"And I will miss you, I will miss you." ~anika moa
My Grandpa died yesterday. It was unexpected, even though he was in a nursing home and wasn't doing very well. My parents and my brother were there visiting, and they were 10 minutes into their drive to the airport to fly home when my Granny called and told them that he had just passed away. They turned around and are staying there (in Iowa) for a few more days with her. I wish I were there. I feel awful that I'm not. We almost went to visit them over Christmas, but I think the main reason we didn't was because I wanted to stay home instead (because it would be our last Christmas in that house where I grew up). I wish we had gone. I wish I could have seen him one more time. It's my fault that I didn't go visit him and it's not something I'm going to get over easily.
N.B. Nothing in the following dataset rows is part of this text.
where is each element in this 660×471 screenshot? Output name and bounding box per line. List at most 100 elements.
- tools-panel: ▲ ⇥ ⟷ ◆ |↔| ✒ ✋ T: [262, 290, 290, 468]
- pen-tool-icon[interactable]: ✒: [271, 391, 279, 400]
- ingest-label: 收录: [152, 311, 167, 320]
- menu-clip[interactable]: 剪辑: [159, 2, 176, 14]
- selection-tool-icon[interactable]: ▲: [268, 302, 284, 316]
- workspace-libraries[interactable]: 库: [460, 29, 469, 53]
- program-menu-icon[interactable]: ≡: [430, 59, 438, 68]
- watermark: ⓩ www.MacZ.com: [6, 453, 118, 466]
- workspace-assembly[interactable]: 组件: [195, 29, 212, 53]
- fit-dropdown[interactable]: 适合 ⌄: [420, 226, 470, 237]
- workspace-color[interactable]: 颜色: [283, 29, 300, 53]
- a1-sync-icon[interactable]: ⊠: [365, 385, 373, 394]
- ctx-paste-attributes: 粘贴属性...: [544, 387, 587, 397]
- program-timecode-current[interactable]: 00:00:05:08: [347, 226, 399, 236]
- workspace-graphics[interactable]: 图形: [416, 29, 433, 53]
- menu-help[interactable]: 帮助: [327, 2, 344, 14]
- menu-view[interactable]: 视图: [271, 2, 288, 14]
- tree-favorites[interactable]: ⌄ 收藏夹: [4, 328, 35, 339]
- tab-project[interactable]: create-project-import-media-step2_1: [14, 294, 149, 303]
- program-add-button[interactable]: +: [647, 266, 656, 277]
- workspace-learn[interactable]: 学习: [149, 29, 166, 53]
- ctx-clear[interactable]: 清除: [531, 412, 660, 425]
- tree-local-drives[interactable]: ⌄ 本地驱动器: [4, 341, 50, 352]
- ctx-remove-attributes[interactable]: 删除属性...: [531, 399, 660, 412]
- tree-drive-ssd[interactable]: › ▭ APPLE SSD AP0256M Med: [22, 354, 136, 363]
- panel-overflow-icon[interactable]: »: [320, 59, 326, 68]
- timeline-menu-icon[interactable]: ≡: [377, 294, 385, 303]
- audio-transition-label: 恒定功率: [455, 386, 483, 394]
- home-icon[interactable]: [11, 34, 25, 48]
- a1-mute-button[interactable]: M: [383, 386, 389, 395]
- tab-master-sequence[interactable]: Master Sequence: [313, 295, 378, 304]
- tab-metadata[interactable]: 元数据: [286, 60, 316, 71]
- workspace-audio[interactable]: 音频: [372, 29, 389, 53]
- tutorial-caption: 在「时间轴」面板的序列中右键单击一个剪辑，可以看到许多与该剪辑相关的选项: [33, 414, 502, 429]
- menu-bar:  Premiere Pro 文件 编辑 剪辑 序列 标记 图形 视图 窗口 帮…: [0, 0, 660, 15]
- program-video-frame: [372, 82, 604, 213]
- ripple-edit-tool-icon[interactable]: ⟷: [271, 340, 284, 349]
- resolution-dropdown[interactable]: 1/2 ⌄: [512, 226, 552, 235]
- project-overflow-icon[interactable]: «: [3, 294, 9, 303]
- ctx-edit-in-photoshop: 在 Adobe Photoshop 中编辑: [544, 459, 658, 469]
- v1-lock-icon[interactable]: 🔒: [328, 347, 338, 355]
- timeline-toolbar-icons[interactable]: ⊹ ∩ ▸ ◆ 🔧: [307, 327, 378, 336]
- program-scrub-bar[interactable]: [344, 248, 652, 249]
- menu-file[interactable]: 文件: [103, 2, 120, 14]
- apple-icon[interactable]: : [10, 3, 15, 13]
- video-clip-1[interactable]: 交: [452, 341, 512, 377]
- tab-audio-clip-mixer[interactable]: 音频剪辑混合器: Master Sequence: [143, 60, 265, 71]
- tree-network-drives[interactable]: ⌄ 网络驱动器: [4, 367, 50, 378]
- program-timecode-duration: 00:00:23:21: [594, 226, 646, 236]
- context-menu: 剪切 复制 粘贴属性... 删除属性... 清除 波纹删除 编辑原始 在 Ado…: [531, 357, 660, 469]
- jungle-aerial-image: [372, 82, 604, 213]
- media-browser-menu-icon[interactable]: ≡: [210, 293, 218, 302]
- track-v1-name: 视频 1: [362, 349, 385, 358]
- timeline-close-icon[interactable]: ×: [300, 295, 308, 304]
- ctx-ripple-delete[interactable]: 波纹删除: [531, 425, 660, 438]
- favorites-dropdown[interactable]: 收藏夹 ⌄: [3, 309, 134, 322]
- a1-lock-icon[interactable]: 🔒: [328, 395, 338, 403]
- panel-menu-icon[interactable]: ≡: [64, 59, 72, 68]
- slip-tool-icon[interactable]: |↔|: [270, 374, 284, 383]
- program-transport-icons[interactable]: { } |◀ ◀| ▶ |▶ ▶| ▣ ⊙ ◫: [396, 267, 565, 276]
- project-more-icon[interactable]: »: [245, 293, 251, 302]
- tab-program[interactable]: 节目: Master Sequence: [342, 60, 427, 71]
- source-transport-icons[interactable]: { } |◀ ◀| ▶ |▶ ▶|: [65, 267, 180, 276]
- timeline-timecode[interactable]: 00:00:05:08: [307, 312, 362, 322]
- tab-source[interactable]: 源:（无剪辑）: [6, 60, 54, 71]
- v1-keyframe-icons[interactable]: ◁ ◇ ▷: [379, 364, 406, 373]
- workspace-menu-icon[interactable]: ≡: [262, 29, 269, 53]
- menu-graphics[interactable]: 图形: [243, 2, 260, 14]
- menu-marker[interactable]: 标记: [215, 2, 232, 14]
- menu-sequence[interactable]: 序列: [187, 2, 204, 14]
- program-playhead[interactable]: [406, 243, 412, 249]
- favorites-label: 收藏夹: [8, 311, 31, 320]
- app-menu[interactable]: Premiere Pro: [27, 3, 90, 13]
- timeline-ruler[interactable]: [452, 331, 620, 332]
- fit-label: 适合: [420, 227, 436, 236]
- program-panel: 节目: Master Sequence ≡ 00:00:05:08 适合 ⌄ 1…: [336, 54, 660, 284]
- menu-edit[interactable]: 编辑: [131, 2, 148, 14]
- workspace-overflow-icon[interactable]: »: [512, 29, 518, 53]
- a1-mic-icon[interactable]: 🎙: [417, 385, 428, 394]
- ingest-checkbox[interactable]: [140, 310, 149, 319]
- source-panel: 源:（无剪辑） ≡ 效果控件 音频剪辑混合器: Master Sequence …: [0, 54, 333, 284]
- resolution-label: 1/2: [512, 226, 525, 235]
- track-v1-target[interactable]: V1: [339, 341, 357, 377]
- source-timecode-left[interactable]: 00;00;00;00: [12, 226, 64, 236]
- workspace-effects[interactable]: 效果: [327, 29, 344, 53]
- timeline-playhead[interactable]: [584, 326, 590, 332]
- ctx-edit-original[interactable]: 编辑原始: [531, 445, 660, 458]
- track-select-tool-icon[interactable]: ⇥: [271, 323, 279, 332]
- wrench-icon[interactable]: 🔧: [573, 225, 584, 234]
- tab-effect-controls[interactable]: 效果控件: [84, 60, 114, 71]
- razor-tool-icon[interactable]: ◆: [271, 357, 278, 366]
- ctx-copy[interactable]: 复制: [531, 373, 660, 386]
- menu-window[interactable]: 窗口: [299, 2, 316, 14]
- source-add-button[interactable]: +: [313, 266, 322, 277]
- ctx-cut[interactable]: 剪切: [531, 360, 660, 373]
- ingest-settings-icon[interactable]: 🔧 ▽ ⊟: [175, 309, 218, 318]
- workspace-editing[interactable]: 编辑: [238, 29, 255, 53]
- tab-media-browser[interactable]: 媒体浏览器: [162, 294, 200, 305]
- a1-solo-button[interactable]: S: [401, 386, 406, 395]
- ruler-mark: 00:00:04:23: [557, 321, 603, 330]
My Granny doesn't want to have a service until the spring because a lot of their friends are away for the winter. It's not easy being alone right now. Although, on second thought, it probably wouldn't be easier with my family around. It's just hard. And sad. This is the first grandparent that I've lost, and I feel like I didn't know him well at all. I wish I had tried harder to know him. This, on top of the tremendous stress caused by work right now, is making me cry a lot. I just lost my dog last month and I didn't think I would cry that much again for a long, long time. Unfortunately I'm coming close to being wrong. So far this year is not turning out to be better than the last.
1 comment:
I'm so sorry for your loss Claire. My condolences for you and your family of course.
But don't blame yourself for all that. It's not your fault he passed away. You couldn't know.